When we left we returned to Coulter Bay and enjoyed the Tetons. We relaxed at the Jackson Lodge, had a good dinner, and arranged to take a float down the rapids of the Snake River.
As we worked westward we reached Idaho and drove through the Teton Pass; it was a hard pull. Also the Teton Dam at the Ririe reservoir and the associated Teton Flood Museum were interesting because the dam had burst and flooded the area around Rexburg. Another interesting experience was our visit to the first atomic energy plant.
We landed on the moon. At least the desolate landscape gave reason to the name, Craters of the Moon. It was another of the unusual places we have seen on this trip. As we left the Craters of the Moon we took a side trip to look over the Sun Valley ski area. It was off season so there was little activity. We spent the night in Caldwell and headed into Washington. The country side of East Washington was very dry and poor.
We headed westward, and as we approached Yakima, irrigation made a tremendous improvement and we enjoyed looking at the beautiful orchards bordering Rt. 410 and the Yakima Canal.
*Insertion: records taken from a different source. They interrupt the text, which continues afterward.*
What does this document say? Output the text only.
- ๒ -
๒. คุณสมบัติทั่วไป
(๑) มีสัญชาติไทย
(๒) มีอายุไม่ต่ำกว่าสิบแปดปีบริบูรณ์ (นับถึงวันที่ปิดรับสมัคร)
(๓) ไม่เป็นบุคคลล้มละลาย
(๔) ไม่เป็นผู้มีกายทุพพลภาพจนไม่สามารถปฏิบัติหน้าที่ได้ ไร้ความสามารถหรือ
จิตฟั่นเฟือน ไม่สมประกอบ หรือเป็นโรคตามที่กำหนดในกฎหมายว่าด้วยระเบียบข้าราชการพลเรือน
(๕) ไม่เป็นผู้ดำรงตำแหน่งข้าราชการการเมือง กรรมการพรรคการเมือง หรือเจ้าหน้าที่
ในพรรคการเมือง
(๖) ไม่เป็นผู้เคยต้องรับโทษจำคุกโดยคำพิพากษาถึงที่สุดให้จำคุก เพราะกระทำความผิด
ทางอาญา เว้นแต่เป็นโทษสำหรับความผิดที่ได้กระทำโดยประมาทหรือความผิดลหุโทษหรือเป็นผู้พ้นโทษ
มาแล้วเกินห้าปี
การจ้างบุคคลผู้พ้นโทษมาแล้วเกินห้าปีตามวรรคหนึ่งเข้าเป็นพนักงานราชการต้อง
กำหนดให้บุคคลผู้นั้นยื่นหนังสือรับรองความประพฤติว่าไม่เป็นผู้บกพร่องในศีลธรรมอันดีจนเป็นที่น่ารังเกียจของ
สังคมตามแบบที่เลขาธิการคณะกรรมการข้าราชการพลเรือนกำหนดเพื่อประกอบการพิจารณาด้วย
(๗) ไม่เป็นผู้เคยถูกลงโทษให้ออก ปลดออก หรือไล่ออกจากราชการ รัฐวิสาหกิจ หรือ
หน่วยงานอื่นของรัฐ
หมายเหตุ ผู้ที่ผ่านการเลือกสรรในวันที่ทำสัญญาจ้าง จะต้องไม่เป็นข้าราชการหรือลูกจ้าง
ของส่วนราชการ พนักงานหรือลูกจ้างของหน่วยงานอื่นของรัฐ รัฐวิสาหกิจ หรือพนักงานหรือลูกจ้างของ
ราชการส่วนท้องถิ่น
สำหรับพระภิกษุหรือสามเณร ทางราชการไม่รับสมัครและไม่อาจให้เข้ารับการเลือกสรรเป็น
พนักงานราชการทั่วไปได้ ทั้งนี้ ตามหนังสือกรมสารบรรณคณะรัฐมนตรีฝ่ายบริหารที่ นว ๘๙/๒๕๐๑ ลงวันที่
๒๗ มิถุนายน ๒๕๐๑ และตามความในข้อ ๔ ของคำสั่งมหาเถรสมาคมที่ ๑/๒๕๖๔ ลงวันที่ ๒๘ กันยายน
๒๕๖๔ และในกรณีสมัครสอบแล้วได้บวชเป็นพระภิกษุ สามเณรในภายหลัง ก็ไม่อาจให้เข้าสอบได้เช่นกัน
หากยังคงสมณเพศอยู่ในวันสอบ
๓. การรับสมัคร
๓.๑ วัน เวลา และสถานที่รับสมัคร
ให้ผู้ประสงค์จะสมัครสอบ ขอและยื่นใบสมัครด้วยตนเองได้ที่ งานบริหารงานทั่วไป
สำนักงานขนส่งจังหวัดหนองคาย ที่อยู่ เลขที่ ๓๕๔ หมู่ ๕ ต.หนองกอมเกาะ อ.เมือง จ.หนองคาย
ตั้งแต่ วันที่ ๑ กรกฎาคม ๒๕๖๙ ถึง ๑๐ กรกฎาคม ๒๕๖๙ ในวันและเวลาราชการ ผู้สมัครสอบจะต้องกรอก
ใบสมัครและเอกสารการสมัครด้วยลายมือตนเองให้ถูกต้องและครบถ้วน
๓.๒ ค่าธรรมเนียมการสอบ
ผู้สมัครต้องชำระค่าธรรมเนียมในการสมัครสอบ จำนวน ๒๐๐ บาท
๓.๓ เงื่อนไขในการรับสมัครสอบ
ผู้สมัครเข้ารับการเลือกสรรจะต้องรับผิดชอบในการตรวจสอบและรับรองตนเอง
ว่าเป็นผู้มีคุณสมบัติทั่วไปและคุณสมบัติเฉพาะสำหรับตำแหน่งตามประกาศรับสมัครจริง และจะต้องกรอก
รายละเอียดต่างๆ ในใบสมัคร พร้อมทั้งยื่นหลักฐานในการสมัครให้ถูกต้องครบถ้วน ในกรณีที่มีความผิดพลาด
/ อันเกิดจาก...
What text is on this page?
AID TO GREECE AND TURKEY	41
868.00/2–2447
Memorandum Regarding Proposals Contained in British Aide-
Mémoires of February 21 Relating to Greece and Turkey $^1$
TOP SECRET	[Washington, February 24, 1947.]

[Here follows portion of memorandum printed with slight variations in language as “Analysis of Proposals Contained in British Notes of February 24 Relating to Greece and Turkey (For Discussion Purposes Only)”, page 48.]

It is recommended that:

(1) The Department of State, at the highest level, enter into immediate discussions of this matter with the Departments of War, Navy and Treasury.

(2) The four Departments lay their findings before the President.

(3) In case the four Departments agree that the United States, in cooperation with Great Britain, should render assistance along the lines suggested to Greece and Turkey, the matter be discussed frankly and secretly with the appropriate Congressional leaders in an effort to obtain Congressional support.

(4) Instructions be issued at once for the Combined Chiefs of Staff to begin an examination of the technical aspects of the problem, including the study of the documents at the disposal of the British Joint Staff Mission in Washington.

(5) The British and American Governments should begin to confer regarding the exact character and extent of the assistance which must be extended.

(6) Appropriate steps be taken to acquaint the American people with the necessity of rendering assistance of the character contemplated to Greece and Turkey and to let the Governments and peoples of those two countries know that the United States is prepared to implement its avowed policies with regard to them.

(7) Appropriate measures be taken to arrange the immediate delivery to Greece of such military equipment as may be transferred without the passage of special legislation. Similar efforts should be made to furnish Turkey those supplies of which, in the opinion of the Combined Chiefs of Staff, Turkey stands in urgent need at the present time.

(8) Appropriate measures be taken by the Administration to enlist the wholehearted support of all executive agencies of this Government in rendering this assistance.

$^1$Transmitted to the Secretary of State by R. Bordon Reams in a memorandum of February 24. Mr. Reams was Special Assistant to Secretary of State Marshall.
We planned to go through the Chinook Pass and camp near Mt Rainier but it was getting late and we decided that we had better not go over the pass until morning.
It was too late to drive back to Yakima so we pulled into a parking area in one of the National Forests. It was deserted and we became concerned about being alone. Fortunately
another trailer pulled in and, after driving around a bit, it cozied up to us for the night.
In the morning we drove over the pass without trouble and enjoyed the beautiful crystal clear views of Mt. Rainier and the mountains. We drove to at a KOA camp in Bothel for two days and explore Seattle. Pike's Market and the Boeing 747 plant were interesting side trips.
At last the next stop would be Orcas Island. The ferry trip ($7.25) from Anacortes was becoming routine and we tended to ignore the scenery like the natives.
On the 19th. of June we pulled into Ed's yard and moved to West Beach the next day where we joined the many campers that visited West Beach every year.